1. Stichophaena Ritteriana
The shell is pear-shaped and twice as long as it is wide. The upper half is slender and conical, consisting of seven segments of almost equal length that gradually increase in width. Above these is a conical horn of the same length. The lower half is formed solely by the eighth segment, which is very large, inflated, and as long as the seven other segments combined. The pores are small, numerous, and circular. This species is dedicated to Haeckel’s esteemed friend, Dr. Paul von Ritter.
2. Calocyclas Monumentum
The shell is almost conical, with two very deep constrictions. It is entirely covered with long, diverging spines, approximately as long as the thorax*. The head is nearly spherical, with a very large, three-sided pyramidal horn. The pores are irregular and roughly circular. In the smaller thorax, the pores are oall diverent kind of sizes, while in the larger thorax there are three to four transverse rows of larger pores separated by numerous much smaller pores. The peristome** is widely open, with a crown of twelve large, triangular, vertical feet. These feet are almost as long as the thorax. At the base of each foot there is a large, round, triangular pore.
* The rib cage / abdomen
** The rim of a mouth opening
Both of these organisms belong to the group Radiolaria. This is a group of protists consisting of very small, unicellular organisms. They are found in all seas.

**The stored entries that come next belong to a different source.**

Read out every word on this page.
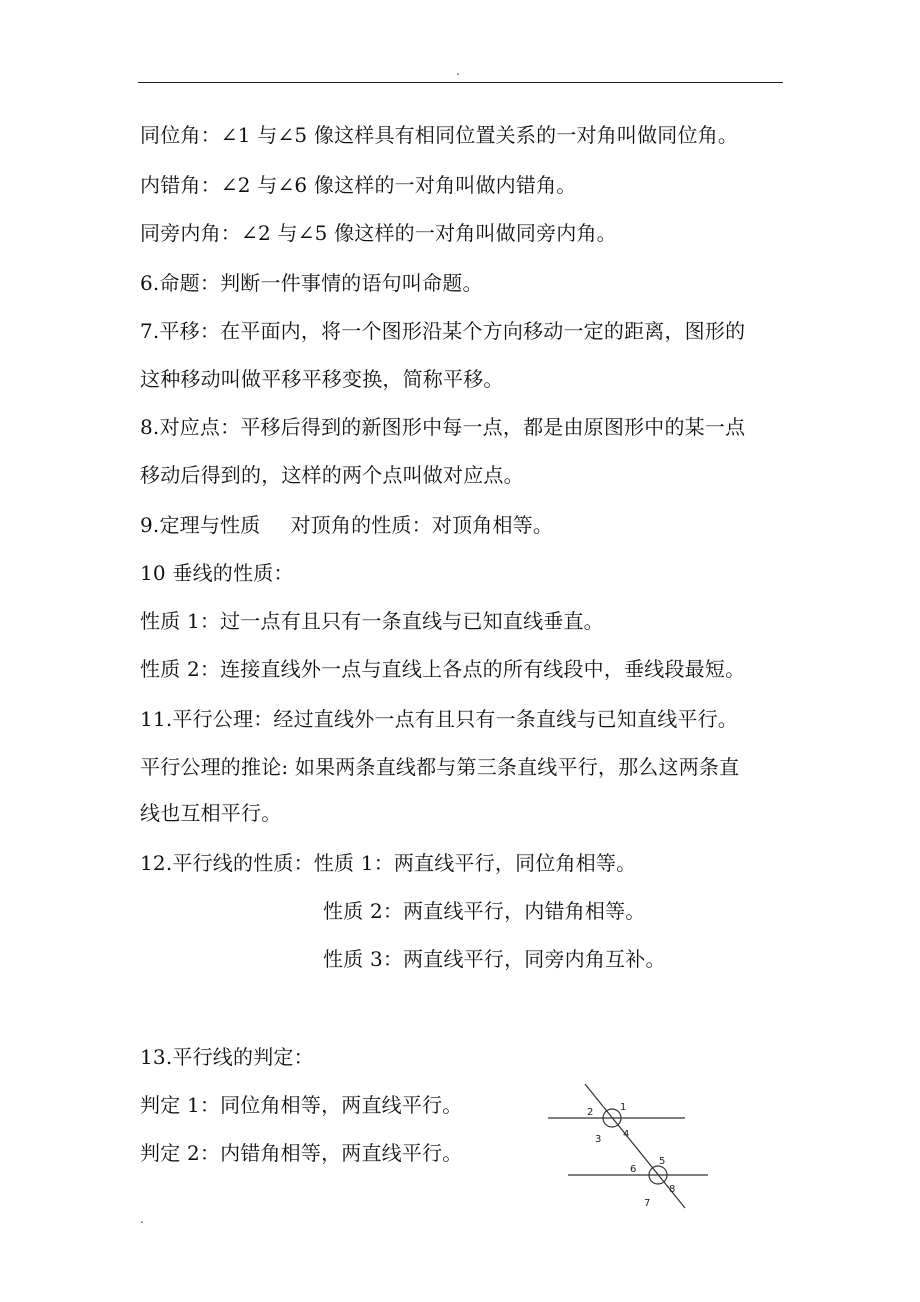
.
同位角：∠1 与∠5 像这样具有相同位置关系的一对角叫做同位角。
内错角：∠2 与∠6 像这样的一对角叫做内错角。
同旁内角：∠2 与∠5 像这样的一对角叫做同旁内角。
6.命题：判断一件事情的语句叫命题。
7.平移：在平面内，将一个图形沿某个方向移动一定的距离，图形的
这种移动叫做平移平移变换，简称平移。
8.对应点：平移后得到的新图形中每一点，都是由原图形中的某一点
移动后得到的，这样的两个点叫做对应点。
9.定理与性质 对顶角的性质：对顶角相等。
10 垂线的性质：
性质 1：过一点有且只有一条直线与已知直线垂直。
性质 2：连接直线外一点与直线上各点的所有线段中，垂线段最短。
11.平行公理：经过直线外一点有且只有一条直线与已知直线平行。
平行公理的推论: 如果两条直线都与第三条直线平行，那么这两条直
线也互相平行。
12.平行线的性质：性质 1：两直线平行，同位角相等。
性质 2：两直线平行，内错角相等。
性质 3：两直线平行，同旁内角互补。
13.平行线的判定：
判定 1：同位角相等，两直线平行。
判定 2：内错角相等，两直线平行。
2	1
3 4
5
6
7
8
.
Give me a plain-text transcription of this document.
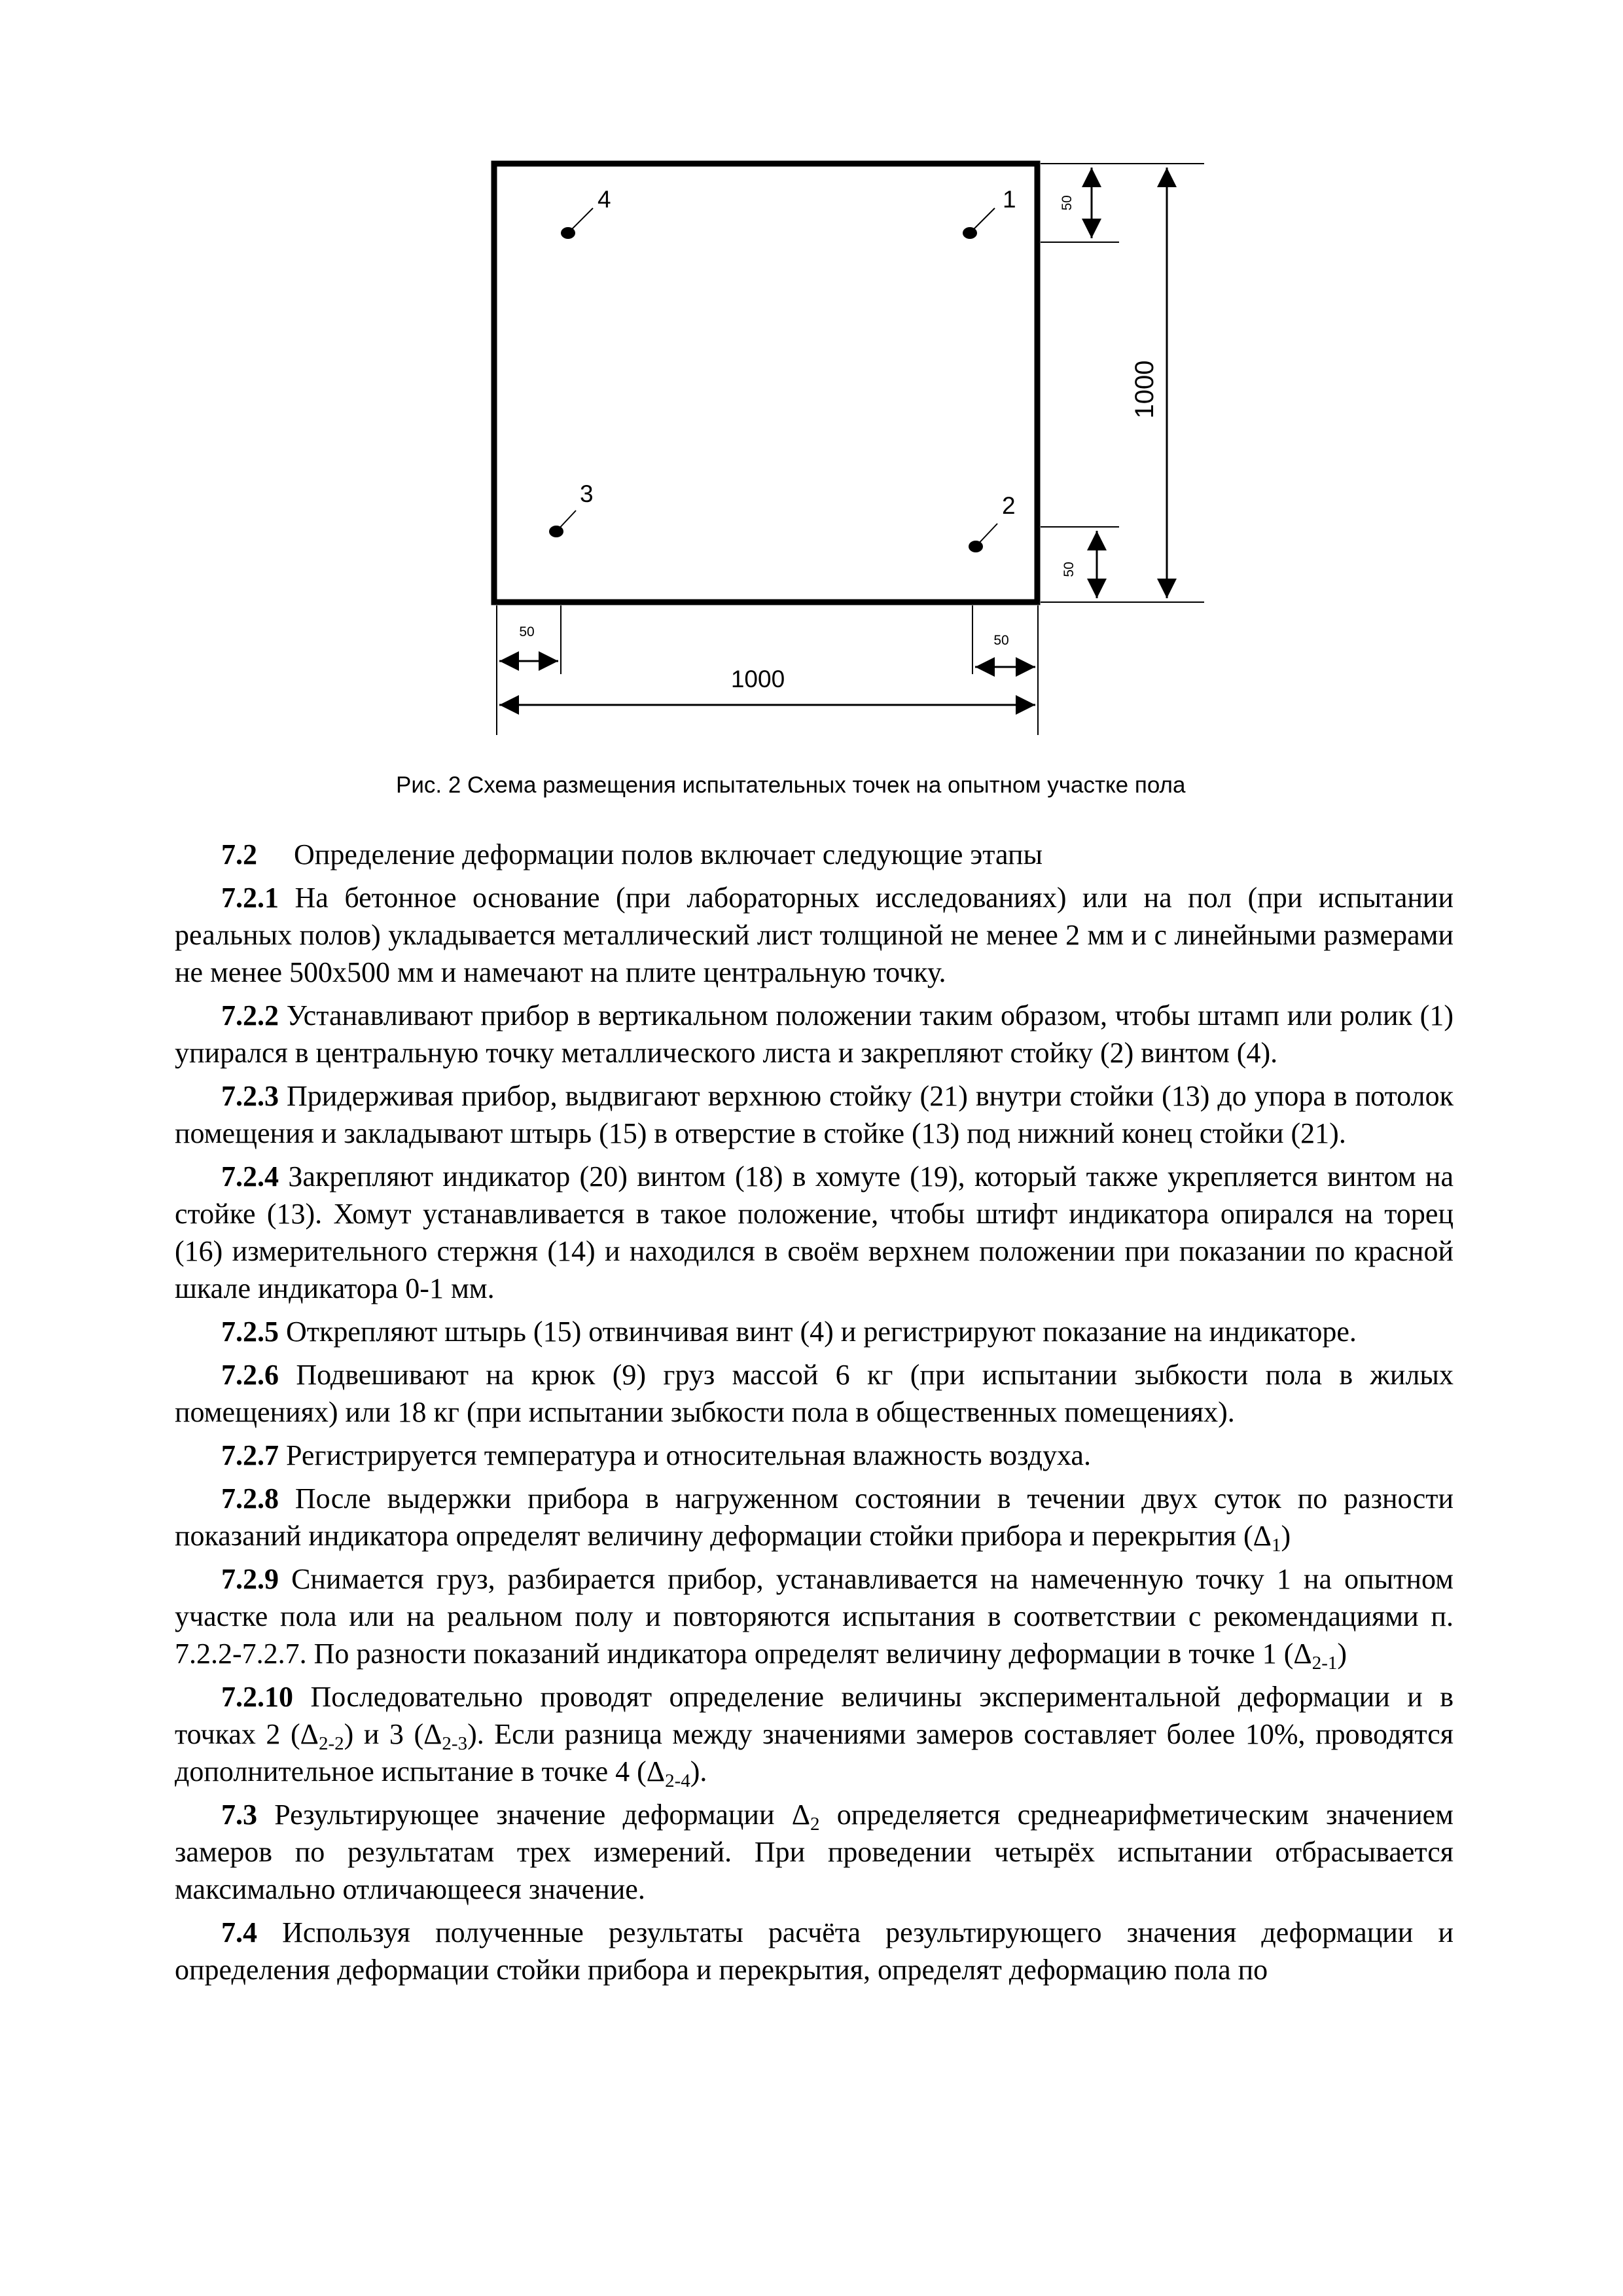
4	1
3	2
50
1000
50
50
50
1000
Рис. 2 Схема размещения испытательных точек на опытном участке пола

7.2 Определение деформации полов включает следующие этапы

7.2.1 На бетонное основание (при лабораторных исследованиях) или на пол (при испытании реальных полов) укладывается металлический лист толщиной не менее 2 мм и с линейными размерами не менее 500х500 мм и намечают на плите центральную точку.

7.2.2 Устанавливают прибор в вертикальном положении таким образом, чтобы штамп или ролик (1) упирался в центральную точку металлического листа и закрепляют стойку (2) винтом (4).

7.2.3 Придерживая прибор, выдвигают верхнюю стойку (21) внутри стойки (13) до упора в потолок помещения и закладывают штырь (15) в отверстие в стойке (13) под нижний конец стойки (21).

7.2.4 Закрепляют индикатор (20) винтом (18) в хомуте (19), который также укрепляется винтом на стойке (13). Хомут устанавливается в такое положение, чтобы штифт индикатора опирался на торец (16) измерительного стержня (14) и находился в своём верхнем положении при показании по красной шкале индикатора 0-1 мм.

7.2.5 Открепляют штырь (15) отвинчивая винт (4) и регистрируют показание на индикаторе.

7.2.6 Подвешивают на крюк (9) груз массой 6 кг (при испытании зыбкости пола в жилых помещениях) или 18 кг (при испытании зыбкости пола в общественных помещениях).

7.2.7 Регистрируется температура и относительная влажность воздуха.

7.2.8 После выдержки прибора в нагруженном состоянии в течении двух суток по разности показаний индикатора определят величину деформации стойки прибора и перекрытия $(\Delta_1)$

7.2.9 Снимается груз, разбирается прибор, устанавливается на намеченную точку 1 на опытном участке пола или на реальном полу и повторяются испытания в соответствии с рекомендациями п. 7.2.2-7.2.7. По разности показаний индикатора определят величину деформации в точке 1 $(\Delta_{2-1})$

7.2.10 Последовательно проводят определение величины экспериментальной деформации и в точках 2 $(\Delta_{2-2})$ и 3 $(\Delta_{2-3})$. Если разница между значениями замеров составляет более 10%, проводятся дополнительное испытание в точке 4 $(\Delta_{2-4})$.

7.3 Результирующее значение деформации $\Delta_2$ определяется среднеарифметическим значением замеров по результатам трех измерений. При проведении четырёх испытании отбрасывается максимально отличающееся значение.

7.4 Используя полученные результаты расчёта результирующего значения деформации и определения деформации стойки прибора и перекрытия, определят деформацию пола по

Radiolaria occur in numerous species and forms, with sizes ranging from 0.03 to 2 mm. To observe Radiolaria properly, a good microscope is required. They are notable for the intricate structure of their siliceous skeleton. The shape of the skeleton can vary enormously. The simplest forms resemble a spherical mesh through which spines protrude. More complex species display elegant, regular, and intricate geometric forms.
3. Challongoria Murrayi
Phaeodaria are traditionally considered as radiolarians, but in molecular phylogenetic trees they appear to have no close relationship to the other groups. They are distinguished by the structure of their central capsule and by the presence of a phaeodium, an buildup of waste particles within the cell. Phaeodaria produce hollow skeletons composed of amorphous silicon dioxide (a substance that is virtually insoluble in water) and organic material, which rarely fossilize. In contrast to true radiolarians, there are no cross-bridges between the spines.
4. Dinophysis Sphaerica
Dinoflagellates are usually considered algae. Dinoflagellates are plankton that occur in both fresh and salt water. Their populations vary with the temperature of the sea surface, salinity, and depth. In terms of number of species, dinoflagellates are one of the largest groups of marine eukaryotes. Some species use the bodies of animals as hosts and play an important role in the biology of coral reefs.
5. Peridinium Divergens
This organism behaves in some ways like a plant and in other ways like an animal. It behaves like a plant because it contains chloroplasts, wich allow it to use sunlight to make sugars from carbon dioxide and water. Because of this its often classified as part of the phytoplankton class. And like a animal because it can swim using two flagella (a kind of wip) and it can actively move toward light.
It can have a diameter of thirty to seventy micrometers. and it also belongs to the protist group Dinoflagellates.